Historically, many projects and organizations have developed tools and monitoring solutions to address obvious cases of these issues. However, the automation of this process has been sporadic, lacking a formal discussion as part of the software testing regimen.
Production fuzzing relies on users, testers, or any other systems executing the code to provide input rather than a specific set of inputs, or generating inputs. Production fuzzing monitors the properties of the system and reports issues and unexpected behaviors found by this type of input for engineers to fix.
Key Characteristics of Production Fuzzing:
- Serves primarily as a way for engineers to identify and address issues, not just a tool for operations.

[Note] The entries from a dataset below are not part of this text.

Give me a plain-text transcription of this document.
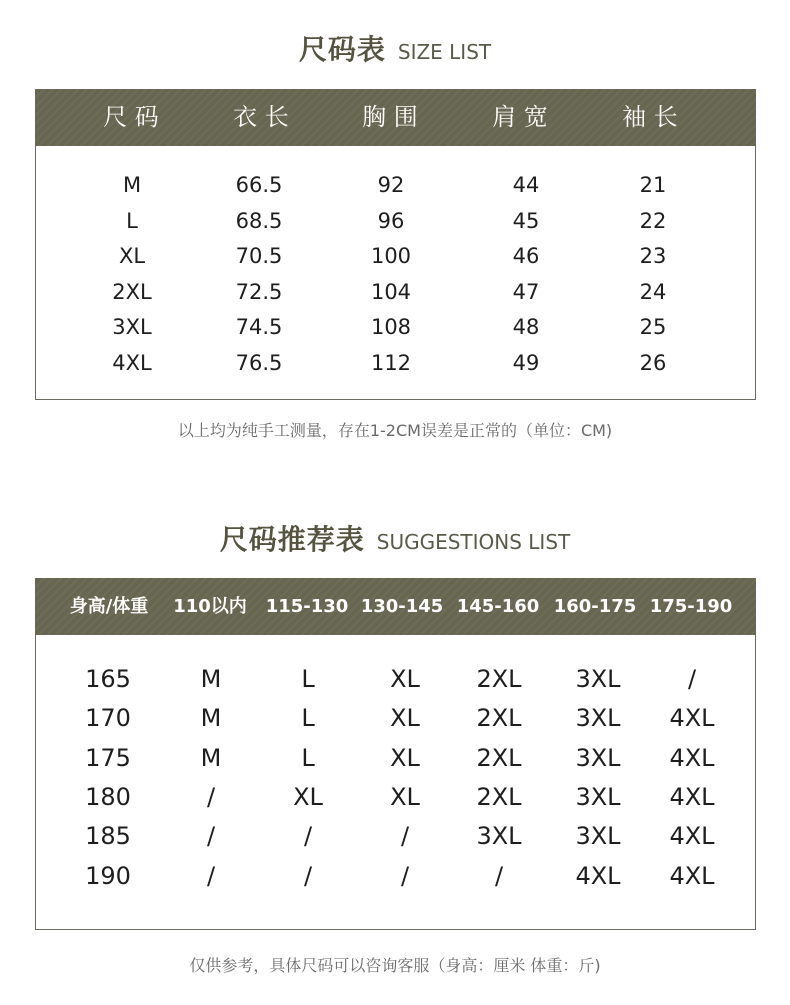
尺码表 SIZE LIST
尺 码	衣 长	胸 围	肩 宽	袖 长
M	66.5	92	44	21
L	68.5	96	45	22
XL	70.5	100	46	23
2XL	72.5	104	47	24
3XL	74.5	108	48	25
4XL	76.5	112	49	26
以上均为纯手工测量，存在1-2CM误差是正常的（单位：CM)
尺码推荐表 SUGGESTIONS LIST
身高/体重 110以内 115-130 130-145 145-160 160-175 175-190
165	M	L	XL 2XL 3XL	/
170	M	L	XL 2XL 3XL 4XL
175	M	L	XL 2XL 3XL 4XL
180	/	XL	XL 2XL 3XL 4XL
185	/	/	/	3XL 3XL 4XL
190	/	/	/	/	4XL 4XL
仅供参考，具体尺码可以咨询客服（身高：厘米 体重：斤)
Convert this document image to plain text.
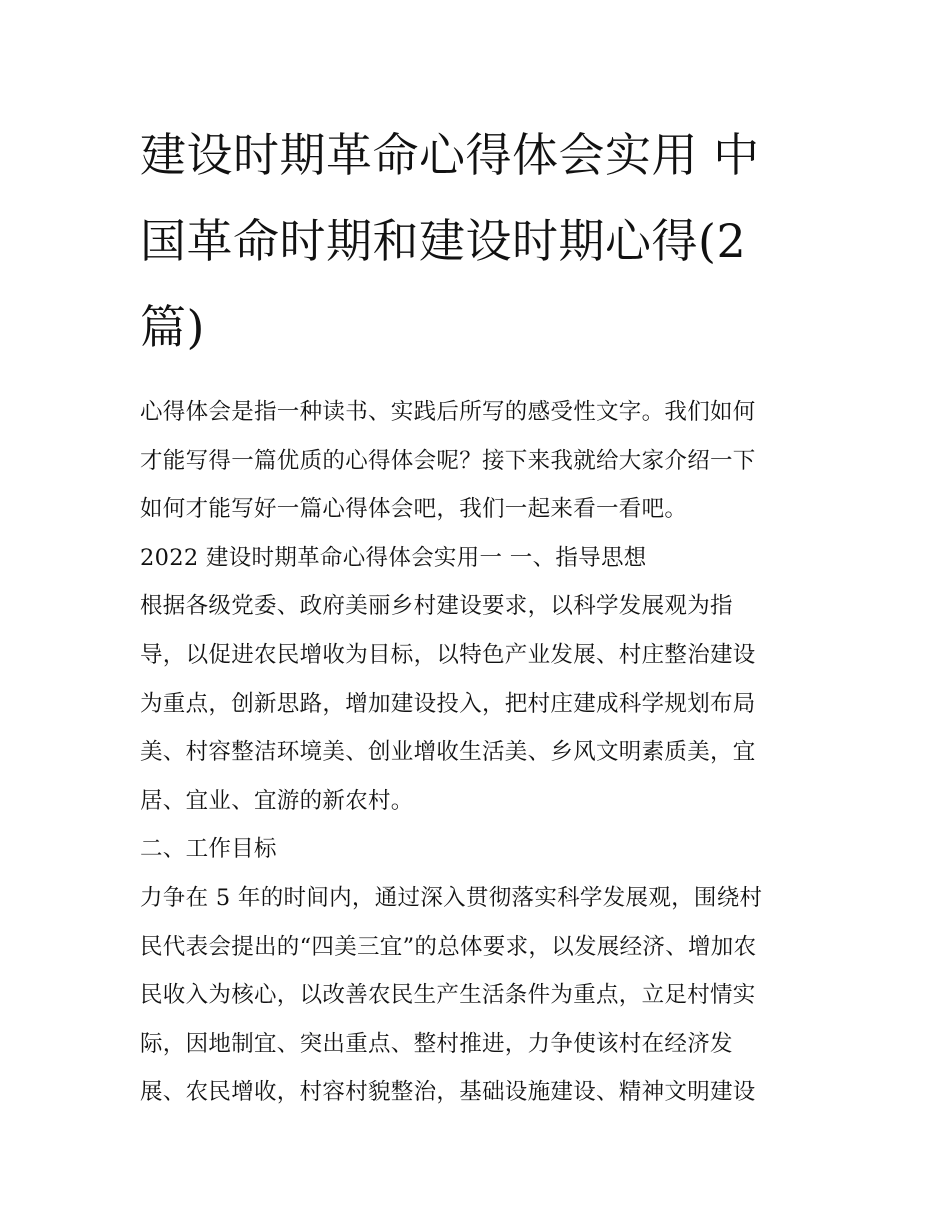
建设时期革命心得体会实用 中
国革命时期和建设时期心得(2
篇)

心得体会是指一种读书、实践后所写的感受性文字。我们如何
才能写得一篇优质的心得体会呢？接下来我就给大家介绍一下
如何才能写好一篇心得体会吧，我们一起来看一看吧。

2022 建设时期革命心得体会实用一 一、指导思想

根据各级党委、政府美丽乡村建设要求，以科学发展观为指
导，以促进农民增收为目标，以特色产业发展、村庄整治建设
为重点，创新思路，增加建设投入，把村庄建成科学规划布局
美、村容整洁环境美、创业增收生活美、乡风文明素质美，宜
居、宜业、宜游的新农村。

二、工作目标

力争在 5 年的时间内，通过深入贯彻落实科学发展观，围绕村
民代表会提出的“四美三宜”的总体要求，以发展经济、增加农
民收入为核心，以改善农民生产生活条件为重点，立足村情实
际，因地制宜、突出重点、整村推进，力争使该村在经济发
展、农民增收，村容村貌整治，基础设施建设、精神文明建设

- Operates continuously, rather than being a one-time or limited-time activity associated with feature releases or rollouts, ensuring ongoing monitoring and improvement.
- Environment agnostic, running in various environments to take advantage of their different usage patterns to detect different issues.
- Monitors the system's properties to detect categories of errors. This is different from smoke or unit-test-style checks, where it verifies that highly specific inputs result in very predetermined outputs.
In the process of doing "shift-right testing" or "Observability engineering" or even simply "really good monitoring" one might have done production fuzzing, but there was no guarentee that it would occur.
By naming this pattern and defining its key characteristics it can be more easily incorporated into quality and testing efforts.